Die frühere PDS hatte als einzige Partei im Deutschen Bundestag die Einführung des Euro abgelehnt, weil es an einer hinreichenden wirtschaftlichen Koordination im Rahmen der EU fehlte. Gleichzeitig hatte damals der damalige SPD-Vorsitzende Oskar Lafontaine im Bundesrat seine scharfen Bedenken geäußert, wenn der Euro ohne abgestimmte europäische Wirtschaftspolitik und aktive Binnennachfrage eingeführt würde.
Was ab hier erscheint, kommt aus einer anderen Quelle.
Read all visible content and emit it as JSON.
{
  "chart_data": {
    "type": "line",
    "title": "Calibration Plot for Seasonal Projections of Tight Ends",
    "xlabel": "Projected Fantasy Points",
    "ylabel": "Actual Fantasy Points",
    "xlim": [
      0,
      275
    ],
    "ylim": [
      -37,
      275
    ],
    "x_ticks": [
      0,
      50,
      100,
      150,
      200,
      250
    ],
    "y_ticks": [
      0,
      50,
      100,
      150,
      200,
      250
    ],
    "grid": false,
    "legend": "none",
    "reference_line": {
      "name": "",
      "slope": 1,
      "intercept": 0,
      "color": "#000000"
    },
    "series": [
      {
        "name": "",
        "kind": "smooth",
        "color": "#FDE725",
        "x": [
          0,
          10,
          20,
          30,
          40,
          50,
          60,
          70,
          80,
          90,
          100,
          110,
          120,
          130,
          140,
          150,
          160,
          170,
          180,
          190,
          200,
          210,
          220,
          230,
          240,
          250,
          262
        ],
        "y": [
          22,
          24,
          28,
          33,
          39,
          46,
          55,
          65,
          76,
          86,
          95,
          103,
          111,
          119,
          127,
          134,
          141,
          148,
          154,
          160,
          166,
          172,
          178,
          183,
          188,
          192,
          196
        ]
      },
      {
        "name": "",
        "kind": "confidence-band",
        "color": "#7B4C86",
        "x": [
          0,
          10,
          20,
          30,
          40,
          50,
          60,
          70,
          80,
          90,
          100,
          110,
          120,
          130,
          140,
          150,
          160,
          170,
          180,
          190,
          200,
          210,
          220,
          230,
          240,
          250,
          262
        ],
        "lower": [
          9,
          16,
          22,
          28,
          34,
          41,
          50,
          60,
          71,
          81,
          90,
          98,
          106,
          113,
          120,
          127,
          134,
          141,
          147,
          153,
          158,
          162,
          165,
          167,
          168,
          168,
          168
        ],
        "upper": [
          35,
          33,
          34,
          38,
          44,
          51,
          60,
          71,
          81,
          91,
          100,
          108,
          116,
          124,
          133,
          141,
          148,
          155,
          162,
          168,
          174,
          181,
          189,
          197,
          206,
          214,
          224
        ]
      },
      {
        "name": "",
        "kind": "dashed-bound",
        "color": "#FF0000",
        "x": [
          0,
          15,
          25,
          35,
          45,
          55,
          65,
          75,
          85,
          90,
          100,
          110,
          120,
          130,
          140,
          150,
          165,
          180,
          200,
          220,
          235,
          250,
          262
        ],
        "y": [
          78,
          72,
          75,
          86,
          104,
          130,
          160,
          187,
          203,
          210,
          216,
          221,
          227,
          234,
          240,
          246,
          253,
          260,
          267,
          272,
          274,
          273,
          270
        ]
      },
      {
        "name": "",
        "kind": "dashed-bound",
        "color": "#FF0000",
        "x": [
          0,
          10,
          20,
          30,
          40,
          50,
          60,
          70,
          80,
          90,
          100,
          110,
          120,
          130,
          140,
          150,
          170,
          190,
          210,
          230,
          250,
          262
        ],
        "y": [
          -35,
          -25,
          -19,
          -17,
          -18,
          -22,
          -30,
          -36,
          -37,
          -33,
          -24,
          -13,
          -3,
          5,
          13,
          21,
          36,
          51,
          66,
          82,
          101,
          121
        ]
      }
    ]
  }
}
Die seitherige Geschichte der Gemeinschaftswährung und besonders die aktuelle EURO-Krise haben gezeigt, dass diese Positionen richtig waren. Die Forderung, jetzt zum früheren Zustand zurückzukehren, ist daher verständlich, gleichwohl nicht zwingend.
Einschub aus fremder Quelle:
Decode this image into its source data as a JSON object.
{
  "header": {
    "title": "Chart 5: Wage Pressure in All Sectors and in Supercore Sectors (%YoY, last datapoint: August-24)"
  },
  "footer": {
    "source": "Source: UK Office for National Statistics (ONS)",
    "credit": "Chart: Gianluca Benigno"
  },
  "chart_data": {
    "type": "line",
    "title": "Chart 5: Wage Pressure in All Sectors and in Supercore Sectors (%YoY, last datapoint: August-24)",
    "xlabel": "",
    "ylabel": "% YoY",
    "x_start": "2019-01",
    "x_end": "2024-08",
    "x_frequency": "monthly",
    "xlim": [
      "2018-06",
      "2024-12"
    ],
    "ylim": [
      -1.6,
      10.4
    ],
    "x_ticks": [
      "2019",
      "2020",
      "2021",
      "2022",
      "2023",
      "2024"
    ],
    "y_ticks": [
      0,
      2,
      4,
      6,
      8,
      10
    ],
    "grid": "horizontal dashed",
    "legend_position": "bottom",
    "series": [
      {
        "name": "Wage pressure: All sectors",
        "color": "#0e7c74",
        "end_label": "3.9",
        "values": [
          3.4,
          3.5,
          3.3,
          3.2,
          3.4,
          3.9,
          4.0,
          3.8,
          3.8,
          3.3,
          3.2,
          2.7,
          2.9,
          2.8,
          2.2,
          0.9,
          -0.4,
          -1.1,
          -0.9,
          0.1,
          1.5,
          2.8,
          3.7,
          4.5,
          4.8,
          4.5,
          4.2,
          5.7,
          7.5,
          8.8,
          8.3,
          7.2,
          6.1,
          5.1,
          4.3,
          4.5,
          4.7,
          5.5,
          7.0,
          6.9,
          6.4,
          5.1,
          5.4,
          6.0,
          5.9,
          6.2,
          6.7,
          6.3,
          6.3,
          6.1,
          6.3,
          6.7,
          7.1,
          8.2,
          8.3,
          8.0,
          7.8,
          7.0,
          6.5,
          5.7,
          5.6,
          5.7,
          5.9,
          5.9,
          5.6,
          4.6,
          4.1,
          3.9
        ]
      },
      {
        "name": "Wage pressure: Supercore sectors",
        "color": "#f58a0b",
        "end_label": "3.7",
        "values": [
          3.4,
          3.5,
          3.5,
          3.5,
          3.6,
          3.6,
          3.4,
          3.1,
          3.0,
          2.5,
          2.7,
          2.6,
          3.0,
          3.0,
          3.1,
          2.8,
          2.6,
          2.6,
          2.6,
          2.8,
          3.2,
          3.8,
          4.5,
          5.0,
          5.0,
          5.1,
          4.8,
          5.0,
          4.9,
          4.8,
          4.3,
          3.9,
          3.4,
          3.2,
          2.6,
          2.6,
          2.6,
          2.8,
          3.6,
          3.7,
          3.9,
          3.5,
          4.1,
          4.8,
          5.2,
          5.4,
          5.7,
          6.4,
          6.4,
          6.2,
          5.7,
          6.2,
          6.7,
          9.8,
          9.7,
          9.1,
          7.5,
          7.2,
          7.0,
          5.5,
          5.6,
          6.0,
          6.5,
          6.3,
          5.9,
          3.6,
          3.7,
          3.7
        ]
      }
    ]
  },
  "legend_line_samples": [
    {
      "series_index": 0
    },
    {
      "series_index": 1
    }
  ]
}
Unter den notwendigen grundlegenden Änderungen in der Europäischen Union hat eine demokratische, an den Interessen der arbeitenden Menschen ausgerichtete Wirtschaftspolitik ohne Lohndumping, ohne Sozialabbau und ohne arbeitsplatzvernichtende Sparpolitik absoluten Vorrang. Ob das eher bei der Rückkehr zum EWS-System oder unter Beibehaltung des Euro geschehen kann, wird sich in den zukünftigen Auseinandersetzungen zeigen. Und: nur mit einer "inneren Aufwertung" in Deutschland durch überproportionale Lohn- und Rentensteigerungen hat die Gemeinschaftswährung eine Überlebenschance, die gegenwärtig primär durch Merkel-Politik in die Existenzkrise gebracht wurde. In keinem Fall darf demnach die Währungsfrage die Auseinandersetzungen um eine wirklich zukunftsfähige Wirtschafts- und Sozialpolitik in ihrer Bedeutung schmälern oder gar verdrängen.
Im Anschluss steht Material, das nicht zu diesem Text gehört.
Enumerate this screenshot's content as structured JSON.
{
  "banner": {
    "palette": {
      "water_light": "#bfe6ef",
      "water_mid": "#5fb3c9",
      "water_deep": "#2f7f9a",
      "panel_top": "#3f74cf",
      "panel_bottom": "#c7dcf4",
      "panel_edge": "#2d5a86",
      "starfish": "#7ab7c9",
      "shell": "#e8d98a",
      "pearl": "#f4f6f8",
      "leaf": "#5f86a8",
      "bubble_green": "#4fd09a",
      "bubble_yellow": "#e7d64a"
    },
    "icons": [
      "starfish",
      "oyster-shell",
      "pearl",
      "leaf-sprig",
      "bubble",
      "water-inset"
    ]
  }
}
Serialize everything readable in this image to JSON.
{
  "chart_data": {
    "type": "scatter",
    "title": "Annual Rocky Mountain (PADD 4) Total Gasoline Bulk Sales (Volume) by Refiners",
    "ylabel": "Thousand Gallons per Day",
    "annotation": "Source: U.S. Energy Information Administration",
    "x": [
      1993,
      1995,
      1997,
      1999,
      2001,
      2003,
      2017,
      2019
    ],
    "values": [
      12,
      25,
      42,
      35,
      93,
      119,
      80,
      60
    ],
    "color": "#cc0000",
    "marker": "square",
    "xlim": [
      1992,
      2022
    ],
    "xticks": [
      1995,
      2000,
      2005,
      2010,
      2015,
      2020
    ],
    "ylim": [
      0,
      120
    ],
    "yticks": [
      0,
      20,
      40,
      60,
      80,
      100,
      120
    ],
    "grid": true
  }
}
Der Kampf um die richtige Wirtschaftspolitik in der EU insgesamt kann erfolgreich nicht isoliert in einzelnen Mitgliedsstaaten geführt werden. Erforderlich ist eine neue Politik von Zukunftsinvestitionen, auf die sich die demokratischen und fortschrittlichen Parteien in den verschiedenen Mitgliedstaaten einigen.